Born further from London than anyone else on this playlist, Nick Cave moved to the city briefly in 1980 before relocating to Berlin and then to San Paolo where he spent time shuttling back to London before settling in Brighton in 2000. This song tells us that at some point in the late 90s, Cave must have visited The Church Of The Immaculate Heart Of Mary in Knightsbridge which is more commonly known as Brompton Oratory, one of London’s most spectacular churches. By the late 1990s, some of the ferocity of Cave’s writing and performing with the Bad Seeds (and before with The Birthday Party) was starting to wind back. The sombre, minimalist tone of 1997’s The Boatman’s Call album marked a departure for the band and foresaw the increase in sparse arrangements and more personal songs in their work over the last 20 years or so. The LP features Cave’s voice set against a stripped back sound and lyrics where lost love features strongly. It contains the beautiful Into My Arms, one of his most popular songs which he sung at his friend Michael Hutchence’s funeral. It also has People Ain’t No Good which was included on the eclectic soundtrack for the movie Shrek 2 and the hopelessly lovesick (Are You) The One That I’ve Been Waiting For? The track on the playlist is not short of it’s lovesickness but seems to be more about the ideas of love and faith and how the two reconcile with each other. The visit to the church captures both its majesty and loneliness in a typically baroque eulogy where Cave wishes he could be made of stone (like the stone apostles gazing down) so that he wouldn’t have to feel the pain and loneliness of the breakup he’s been through. With a light percussion track, the organ rightly dominates the musical accompaniment leaving Caves baritone to use it’s sound and his religious imagery to create a complex and emotionally charged narrative. “No God up in the sky/No devil beneath the sea/Could do the job that you did, baby/Of bringing me to my knees”. It will certainly not win over any Cave doubters among the blog readership but will please those of us who find him an endlessly fascinating artist.

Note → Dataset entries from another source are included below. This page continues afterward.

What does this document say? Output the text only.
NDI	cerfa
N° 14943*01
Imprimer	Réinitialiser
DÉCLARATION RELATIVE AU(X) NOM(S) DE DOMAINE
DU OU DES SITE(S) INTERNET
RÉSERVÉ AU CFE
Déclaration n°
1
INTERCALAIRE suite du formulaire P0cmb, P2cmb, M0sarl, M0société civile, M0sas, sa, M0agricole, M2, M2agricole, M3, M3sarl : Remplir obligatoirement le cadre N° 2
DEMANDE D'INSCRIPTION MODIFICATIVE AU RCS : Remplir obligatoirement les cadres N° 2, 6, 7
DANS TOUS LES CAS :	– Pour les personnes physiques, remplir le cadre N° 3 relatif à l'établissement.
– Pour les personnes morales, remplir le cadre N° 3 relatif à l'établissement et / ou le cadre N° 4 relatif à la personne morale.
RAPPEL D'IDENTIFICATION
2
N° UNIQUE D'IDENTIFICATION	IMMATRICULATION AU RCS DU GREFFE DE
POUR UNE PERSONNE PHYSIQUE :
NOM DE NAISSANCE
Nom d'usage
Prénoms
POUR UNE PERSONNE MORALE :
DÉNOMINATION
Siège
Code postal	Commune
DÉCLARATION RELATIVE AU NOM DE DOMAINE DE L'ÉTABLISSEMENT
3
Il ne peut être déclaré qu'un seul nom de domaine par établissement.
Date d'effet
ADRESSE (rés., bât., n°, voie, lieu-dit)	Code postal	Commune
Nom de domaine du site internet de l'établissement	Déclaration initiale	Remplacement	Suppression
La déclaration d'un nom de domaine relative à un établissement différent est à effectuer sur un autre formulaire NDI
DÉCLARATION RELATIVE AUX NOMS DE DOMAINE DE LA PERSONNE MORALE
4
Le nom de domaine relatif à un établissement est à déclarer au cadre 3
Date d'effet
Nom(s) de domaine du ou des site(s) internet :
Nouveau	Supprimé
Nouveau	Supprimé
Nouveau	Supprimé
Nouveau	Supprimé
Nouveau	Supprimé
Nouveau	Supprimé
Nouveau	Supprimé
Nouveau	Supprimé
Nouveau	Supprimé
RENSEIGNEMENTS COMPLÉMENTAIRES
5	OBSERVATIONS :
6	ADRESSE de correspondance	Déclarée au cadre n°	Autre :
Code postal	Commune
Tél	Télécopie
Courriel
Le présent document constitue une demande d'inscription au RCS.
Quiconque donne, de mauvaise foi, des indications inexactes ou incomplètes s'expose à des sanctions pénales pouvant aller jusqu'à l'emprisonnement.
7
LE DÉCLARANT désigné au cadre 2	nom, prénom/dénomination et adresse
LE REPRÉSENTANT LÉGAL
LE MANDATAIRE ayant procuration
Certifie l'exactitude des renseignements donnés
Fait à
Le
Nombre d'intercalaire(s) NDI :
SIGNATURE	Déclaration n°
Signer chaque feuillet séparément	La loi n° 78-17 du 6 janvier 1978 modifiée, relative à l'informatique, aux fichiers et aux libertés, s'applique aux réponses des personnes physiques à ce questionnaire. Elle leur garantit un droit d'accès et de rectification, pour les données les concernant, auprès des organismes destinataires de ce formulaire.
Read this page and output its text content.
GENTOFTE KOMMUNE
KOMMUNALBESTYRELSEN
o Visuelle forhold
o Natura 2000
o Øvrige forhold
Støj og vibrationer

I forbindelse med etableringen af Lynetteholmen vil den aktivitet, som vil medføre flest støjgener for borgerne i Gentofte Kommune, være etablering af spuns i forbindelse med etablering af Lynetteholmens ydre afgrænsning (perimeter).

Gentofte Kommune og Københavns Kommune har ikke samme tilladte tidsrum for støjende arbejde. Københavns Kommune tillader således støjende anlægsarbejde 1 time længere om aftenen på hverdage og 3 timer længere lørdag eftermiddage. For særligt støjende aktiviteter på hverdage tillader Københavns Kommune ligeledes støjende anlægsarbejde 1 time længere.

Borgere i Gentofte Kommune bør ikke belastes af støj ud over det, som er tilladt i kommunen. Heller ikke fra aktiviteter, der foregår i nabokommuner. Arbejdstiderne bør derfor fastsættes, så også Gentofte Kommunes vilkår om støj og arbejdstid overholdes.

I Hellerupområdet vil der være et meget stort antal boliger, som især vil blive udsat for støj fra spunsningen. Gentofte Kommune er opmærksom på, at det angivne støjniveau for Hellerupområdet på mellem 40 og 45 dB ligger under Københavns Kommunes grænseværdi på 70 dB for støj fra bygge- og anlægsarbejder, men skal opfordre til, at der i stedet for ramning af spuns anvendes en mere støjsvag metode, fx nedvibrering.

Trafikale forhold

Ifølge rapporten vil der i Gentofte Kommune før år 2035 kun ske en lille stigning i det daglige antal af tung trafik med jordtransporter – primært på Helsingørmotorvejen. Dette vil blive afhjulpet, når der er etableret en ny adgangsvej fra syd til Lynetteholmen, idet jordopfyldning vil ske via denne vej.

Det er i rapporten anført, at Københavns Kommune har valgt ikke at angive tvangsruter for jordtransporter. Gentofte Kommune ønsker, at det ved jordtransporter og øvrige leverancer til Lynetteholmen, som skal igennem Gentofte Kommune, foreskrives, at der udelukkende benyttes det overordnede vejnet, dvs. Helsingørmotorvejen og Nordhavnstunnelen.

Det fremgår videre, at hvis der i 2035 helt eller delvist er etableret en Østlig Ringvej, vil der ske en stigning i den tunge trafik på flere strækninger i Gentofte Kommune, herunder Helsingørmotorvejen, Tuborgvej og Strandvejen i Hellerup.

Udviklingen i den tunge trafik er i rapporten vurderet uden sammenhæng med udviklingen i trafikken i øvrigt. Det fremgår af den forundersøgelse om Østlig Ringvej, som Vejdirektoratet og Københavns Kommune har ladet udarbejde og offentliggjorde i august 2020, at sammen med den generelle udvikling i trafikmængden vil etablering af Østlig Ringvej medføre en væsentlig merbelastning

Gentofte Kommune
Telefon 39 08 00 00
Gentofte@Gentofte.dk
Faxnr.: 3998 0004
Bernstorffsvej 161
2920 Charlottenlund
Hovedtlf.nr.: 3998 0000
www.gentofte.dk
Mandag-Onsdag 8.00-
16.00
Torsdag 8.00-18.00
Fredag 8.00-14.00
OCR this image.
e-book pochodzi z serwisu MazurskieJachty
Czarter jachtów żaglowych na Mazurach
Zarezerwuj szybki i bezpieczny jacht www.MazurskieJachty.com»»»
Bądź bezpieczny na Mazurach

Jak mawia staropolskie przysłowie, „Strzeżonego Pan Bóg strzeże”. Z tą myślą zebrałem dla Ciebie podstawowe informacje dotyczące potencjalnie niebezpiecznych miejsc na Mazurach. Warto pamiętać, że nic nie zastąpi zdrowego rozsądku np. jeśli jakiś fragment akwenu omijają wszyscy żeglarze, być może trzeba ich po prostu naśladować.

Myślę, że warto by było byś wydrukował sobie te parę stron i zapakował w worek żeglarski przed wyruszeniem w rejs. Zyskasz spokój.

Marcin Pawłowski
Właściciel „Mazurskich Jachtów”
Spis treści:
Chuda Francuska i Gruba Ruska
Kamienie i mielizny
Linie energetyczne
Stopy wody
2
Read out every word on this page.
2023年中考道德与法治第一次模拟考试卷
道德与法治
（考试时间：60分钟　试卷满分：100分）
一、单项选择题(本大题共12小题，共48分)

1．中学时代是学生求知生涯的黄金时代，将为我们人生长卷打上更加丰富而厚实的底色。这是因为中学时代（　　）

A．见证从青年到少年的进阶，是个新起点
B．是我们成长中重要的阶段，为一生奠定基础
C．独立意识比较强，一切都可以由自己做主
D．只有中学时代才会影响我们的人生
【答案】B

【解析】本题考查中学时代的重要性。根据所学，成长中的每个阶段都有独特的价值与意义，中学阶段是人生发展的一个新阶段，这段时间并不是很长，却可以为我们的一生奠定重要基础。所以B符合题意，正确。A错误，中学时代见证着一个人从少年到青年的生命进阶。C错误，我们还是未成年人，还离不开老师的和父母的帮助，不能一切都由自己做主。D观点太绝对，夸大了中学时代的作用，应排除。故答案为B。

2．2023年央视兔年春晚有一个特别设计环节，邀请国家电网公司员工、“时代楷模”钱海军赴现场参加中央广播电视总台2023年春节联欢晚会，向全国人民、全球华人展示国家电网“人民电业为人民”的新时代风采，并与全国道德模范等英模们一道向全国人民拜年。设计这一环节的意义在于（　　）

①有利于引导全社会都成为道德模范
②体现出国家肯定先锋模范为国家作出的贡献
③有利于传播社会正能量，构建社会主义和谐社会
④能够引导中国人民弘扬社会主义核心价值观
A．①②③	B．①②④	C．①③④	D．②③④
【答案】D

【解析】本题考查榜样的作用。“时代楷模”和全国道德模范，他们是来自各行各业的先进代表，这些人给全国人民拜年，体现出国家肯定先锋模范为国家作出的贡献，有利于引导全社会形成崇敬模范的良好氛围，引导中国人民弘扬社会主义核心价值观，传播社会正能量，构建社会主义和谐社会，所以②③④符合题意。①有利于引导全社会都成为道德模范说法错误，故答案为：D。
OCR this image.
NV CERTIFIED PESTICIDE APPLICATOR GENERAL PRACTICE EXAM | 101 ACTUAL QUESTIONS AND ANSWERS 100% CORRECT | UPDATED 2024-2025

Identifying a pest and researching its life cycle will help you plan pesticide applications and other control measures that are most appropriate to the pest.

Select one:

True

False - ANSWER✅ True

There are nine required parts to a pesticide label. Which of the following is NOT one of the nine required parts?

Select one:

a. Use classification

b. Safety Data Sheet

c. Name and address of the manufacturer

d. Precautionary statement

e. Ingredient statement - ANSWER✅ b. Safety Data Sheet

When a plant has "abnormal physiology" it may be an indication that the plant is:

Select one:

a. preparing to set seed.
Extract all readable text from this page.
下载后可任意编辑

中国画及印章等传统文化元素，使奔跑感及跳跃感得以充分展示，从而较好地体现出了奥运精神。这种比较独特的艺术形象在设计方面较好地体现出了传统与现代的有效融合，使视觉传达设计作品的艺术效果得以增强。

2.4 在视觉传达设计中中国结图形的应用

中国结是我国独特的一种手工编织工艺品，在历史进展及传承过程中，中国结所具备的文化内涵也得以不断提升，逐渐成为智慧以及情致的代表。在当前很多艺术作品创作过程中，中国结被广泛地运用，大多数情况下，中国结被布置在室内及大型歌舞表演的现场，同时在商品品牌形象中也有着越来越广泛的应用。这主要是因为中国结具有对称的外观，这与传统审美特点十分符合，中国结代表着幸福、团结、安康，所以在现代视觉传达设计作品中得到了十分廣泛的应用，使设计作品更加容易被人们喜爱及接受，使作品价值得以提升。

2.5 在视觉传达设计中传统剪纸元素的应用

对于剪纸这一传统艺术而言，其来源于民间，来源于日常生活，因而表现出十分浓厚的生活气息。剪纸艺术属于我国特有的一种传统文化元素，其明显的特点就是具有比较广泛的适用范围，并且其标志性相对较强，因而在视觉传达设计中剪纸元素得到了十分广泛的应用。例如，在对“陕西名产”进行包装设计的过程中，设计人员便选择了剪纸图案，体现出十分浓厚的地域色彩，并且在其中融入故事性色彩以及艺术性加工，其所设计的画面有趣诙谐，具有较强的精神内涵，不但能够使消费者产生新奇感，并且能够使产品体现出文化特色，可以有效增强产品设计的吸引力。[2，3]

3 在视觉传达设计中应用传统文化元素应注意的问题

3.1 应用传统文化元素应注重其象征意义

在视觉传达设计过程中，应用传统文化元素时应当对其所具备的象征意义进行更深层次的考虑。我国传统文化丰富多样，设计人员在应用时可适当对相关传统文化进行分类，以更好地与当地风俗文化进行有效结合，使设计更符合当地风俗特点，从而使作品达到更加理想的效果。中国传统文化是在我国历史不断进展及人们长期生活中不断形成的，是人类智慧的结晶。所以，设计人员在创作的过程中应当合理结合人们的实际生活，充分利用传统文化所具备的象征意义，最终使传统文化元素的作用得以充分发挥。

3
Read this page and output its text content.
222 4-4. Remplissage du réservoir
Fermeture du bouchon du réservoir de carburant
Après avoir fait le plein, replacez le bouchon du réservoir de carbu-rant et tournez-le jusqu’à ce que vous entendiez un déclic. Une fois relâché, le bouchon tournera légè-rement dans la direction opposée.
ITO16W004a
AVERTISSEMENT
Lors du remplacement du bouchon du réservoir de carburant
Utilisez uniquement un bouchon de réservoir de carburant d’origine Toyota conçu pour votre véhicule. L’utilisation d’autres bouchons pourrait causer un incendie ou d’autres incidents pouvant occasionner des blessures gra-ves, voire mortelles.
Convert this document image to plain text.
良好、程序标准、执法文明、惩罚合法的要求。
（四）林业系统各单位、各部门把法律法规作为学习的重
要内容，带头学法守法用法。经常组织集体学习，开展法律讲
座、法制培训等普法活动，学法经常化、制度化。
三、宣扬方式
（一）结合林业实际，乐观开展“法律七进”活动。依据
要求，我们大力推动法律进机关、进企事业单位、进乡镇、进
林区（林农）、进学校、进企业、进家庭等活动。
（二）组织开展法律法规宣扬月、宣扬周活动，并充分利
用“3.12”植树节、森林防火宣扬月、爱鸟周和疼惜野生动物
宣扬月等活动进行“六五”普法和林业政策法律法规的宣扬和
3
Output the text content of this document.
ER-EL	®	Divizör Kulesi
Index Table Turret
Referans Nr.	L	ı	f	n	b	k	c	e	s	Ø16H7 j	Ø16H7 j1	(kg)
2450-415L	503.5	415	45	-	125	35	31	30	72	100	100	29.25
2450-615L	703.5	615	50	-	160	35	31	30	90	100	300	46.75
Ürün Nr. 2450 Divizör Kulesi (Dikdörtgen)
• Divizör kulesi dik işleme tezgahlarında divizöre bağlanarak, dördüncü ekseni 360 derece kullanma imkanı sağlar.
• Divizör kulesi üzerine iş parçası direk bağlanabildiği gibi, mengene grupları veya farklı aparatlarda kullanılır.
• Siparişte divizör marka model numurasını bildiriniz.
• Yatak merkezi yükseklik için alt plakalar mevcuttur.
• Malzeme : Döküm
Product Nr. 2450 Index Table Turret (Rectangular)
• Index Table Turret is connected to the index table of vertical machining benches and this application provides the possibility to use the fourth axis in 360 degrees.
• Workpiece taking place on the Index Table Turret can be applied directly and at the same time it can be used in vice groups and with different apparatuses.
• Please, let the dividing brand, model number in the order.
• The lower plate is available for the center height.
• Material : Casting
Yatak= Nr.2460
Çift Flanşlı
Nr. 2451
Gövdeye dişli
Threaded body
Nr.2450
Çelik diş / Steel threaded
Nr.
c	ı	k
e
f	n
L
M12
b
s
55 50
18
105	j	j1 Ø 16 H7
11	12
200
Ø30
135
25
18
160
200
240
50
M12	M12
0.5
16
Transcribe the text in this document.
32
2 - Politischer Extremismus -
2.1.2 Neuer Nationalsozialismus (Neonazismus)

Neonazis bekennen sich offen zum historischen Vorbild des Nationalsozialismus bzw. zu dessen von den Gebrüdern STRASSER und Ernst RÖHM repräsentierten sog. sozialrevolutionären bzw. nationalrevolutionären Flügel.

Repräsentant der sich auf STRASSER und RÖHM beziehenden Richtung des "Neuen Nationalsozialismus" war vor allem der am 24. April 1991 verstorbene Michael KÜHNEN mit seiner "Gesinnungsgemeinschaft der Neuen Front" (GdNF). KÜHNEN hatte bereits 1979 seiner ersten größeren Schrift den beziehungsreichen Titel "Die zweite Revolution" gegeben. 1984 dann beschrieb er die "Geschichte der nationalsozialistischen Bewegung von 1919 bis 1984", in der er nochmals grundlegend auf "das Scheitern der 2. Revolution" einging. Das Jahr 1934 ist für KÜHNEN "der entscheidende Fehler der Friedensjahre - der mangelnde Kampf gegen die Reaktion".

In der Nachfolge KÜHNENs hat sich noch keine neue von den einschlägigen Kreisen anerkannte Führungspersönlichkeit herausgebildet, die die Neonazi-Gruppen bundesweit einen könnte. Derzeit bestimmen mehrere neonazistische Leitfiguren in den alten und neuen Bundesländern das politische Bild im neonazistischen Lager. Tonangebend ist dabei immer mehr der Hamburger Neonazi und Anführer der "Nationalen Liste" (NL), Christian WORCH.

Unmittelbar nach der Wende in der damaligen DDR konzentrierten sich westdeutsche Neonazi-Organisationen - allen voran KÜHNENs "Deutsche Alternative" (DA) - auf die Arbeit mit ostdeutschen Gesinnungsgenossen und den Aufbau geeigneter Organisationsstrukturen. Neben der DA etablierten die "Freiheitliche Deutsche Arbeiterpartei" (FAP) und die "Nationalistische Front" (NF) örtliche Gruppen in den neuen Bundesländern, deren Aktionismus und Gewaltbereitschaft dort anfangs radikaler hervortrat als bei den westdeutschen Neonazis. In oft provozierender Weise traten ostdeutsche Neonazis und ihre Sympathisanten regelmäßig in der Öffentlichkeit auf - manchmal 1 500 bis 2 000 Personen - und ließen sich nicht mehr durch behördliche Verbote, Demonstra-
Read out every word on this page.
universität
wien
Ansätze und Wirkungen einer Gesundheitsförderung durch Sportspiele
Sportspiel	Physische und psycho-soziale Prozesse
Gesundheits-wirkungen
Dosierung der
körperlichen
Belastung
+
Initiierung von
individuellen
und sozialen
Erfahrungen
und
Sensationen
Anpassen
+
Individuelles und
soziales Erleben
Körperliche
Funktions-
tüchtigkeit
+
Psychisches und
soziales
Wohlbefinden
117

Towers of London – XTC (1980)

So Swindon is in deepest darkest Wiltshire about 80 miles west down the M4 from London and the city’s most famous musical sons are XTC. Formed among local musicians in 1972, their name evolved from Star Park to Helium Kidz and, in 1976, they were about to rename themselves The Dukes of Stratosphear when leader Andy Partridge hit on the idea of the visually impactful XTC. By this point the band were starting to get gigs up in London and John Peel saw them perform at Upstairs at Ronnie Scott’s and offered them a session on his Radio 1 show. Although the group did not fit into the dogma of the punk ethos, the movement swept many bands along into records deals and they signed with Virgin. Their first LP White Music was full of angular, jerky pop and quirky, clever lyrics and I saw them play it live in a memorable show at the QMU in Glasgow in September 1978 along with their series of great singles that year (including the brilliant This Is Pop?). Their musical style developed with the lyrics remaining quirky but the sound becoming more accessible, finally bringing them the hit the record company were after in Making Plans For Nigel in 1979. This set them up for a 12 year career of critically acclaimed albums which featured a series of minor hit singles, including this track from 1980. Written by Partridge, he subsequently described it as an “ode to the sad romance of London’s Victorian-era navvies” who came across the Irish sea during the famine to labour on low wages to build the canals, roads, bridges and railways that Londoners still use today. “Rain is the tears of the ‘never never’ navvies who cry/ For the bridge that doesn’t go in the direction of Dublin.” The song opens with the sound of a hammer hitting steel which is then incorporated into the clanging rhythm track throughout. It is particularly clear as the song drops into the Latin “Londinium” outro, as Partridge emphasises that the city’s history has been built on the sweat of labour for more than just 150 years. As I walked up Norton Folgate last week, among the vertigo-inducing modern towers of the City of London, I was struck by the number of Irish contractor names that were on the construction site hoardings. Londinium indeed…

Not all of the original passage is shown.